Friday 5 October 2007

The People v The World Bank



Star Trek fans will remember that episode back in 1993 where Q puts Captain Jean-Luc Picard on trial for crimes committed by the human race. Unless the captain can convince the court of humankind’s basic goodness, the entire race – past, present and future - will be wiped out. With his Shakespearean eloquence, of course, the actor Patrick Stewart pleads his defence successfully.

It’s only a story, but the dramatic conceit of this scenario is tremendously powerful. That is, if one honest citizen is prepared to stand up and speak from the heart, he or she can save humanity.

Multiply that by thousands and perhaps the concept is not too far-fetched. What we’ve seen increasingly since the 1960s, especially in the last decade, is the incidence of the people’s tribunal, which, conversely, puts the state or international institutions on trial for crimes against humanity - and where honest citizens are invited to bear witness for the prosecution, again emphasizing the power of personal testimony.

Not surprisingly, argues the Center for Women’s Global Leadership feminist organizers were among the first to see the potential of popular tribunals as a way to claim the “public” space of a tribunal to expose previously “private” violations. The first international tribunal on Crimes against Women was held in Brussels in March 1976. A more recent landmark in 2000 was the international women’s War Crimes Tribunal on Japan’s military sexual slavery.


The 2004 Brussels Tribunal against the war on Iraq

One of the people’s favourite criminals in the dock is the World Bank - along with the neo-liberal capitalist ‘democracy’ it represents. In January 2006 during the polycentric World Social Forum, a session of the World Court of Women sat to hear women bear witness on ‘wars of globalisation, wars against women’.

In early 2007 the film Bamako was shown widely in the US and Europe and promoted by Christian Aid as part of its trade justice campaign. In the film, a trial takes place in a typical African courtyard, where the World Bank and IMF are found guilty of crimes against humanity. Some Western film critics suggested the film lacked concrete proposals for change, but it had enormous impact in Africa, being the first time that this testimony had been raised in public by ordinary Africans for a worldwide audience.

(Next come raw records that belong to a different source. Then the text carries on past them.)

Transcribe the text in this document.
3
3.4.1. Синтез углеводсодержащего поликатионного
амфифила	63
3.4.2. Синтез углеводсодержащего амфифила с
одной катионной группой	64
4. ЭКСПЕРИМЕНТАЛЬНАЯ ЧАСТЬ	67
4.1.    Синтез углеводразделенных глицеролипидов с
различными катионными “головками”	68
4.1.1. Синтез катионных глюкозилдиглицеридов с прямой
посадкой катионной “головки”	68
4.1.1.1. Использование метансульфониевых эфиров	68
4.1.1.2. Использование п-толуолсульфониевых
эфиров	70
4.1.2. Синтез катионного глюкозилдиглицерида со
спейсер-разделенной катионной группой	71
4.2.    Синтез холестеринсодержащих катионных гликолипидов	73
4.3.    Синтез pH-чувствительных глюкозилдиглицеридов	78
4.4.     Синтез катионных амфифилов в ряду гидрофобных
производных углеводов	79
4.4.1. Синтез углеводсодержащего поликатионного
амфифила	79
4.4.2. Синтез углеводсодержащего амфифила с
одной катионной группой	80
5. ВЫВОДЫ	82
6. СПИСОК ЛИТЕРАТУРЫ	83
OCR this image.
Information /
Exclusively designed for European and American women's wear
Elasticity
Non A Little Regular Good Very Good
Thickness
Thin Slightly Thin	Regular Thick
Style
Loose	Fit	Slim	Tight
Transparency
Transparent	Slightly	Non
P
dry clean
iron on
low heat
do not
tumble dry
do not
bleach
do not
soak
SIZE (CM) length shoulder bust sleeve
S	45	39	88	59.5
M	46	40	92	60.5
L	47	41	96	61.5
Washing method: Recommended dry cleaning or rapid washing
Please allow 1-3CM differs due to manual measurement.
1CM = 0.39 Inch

In September 2007 a four-day tribunal was held in India,
where a large number of civil society organisations gathered , yes, as in Africa, accusing the World Bank of influencing national policies to the detriment of the poor. The Bank promised to make a deposition but no-one showed up.

Next up in the middle of October is the polycentric International Women’s Tribunal on Poverty, which will be held in Peru, India, Egypt and at the UN in New York. Given that 70% of the world’s poor are women, these tribunals aim to influence governments by collecting testimony to present to officials on the worsening conditions of women.

Can honest citizens really save humanity? Well, as Captain Picard would say, let’s make it so!



Stop Press: WORLD vs BANK

Also check out this Public Hearing on the World Bank to be held on 15th October in The Hague, organised by The World Bank Campaign Europe in cooperation with the Permanent Peoples' Tribunal. It will be streamed live on http://www.worldbankcampaigneurope.org/ just five days before the World Bank's 2007 annual meetings in Washington DC.

Witnesses from Peru, Nigeria, Malawi, Mali, Nicaragua and Kazakhstan will bring forward cases relating to the effects of the World Bank's push for privatisation and liberalisation of basic services as well as its involvement in fossil fuel projects in developing countries.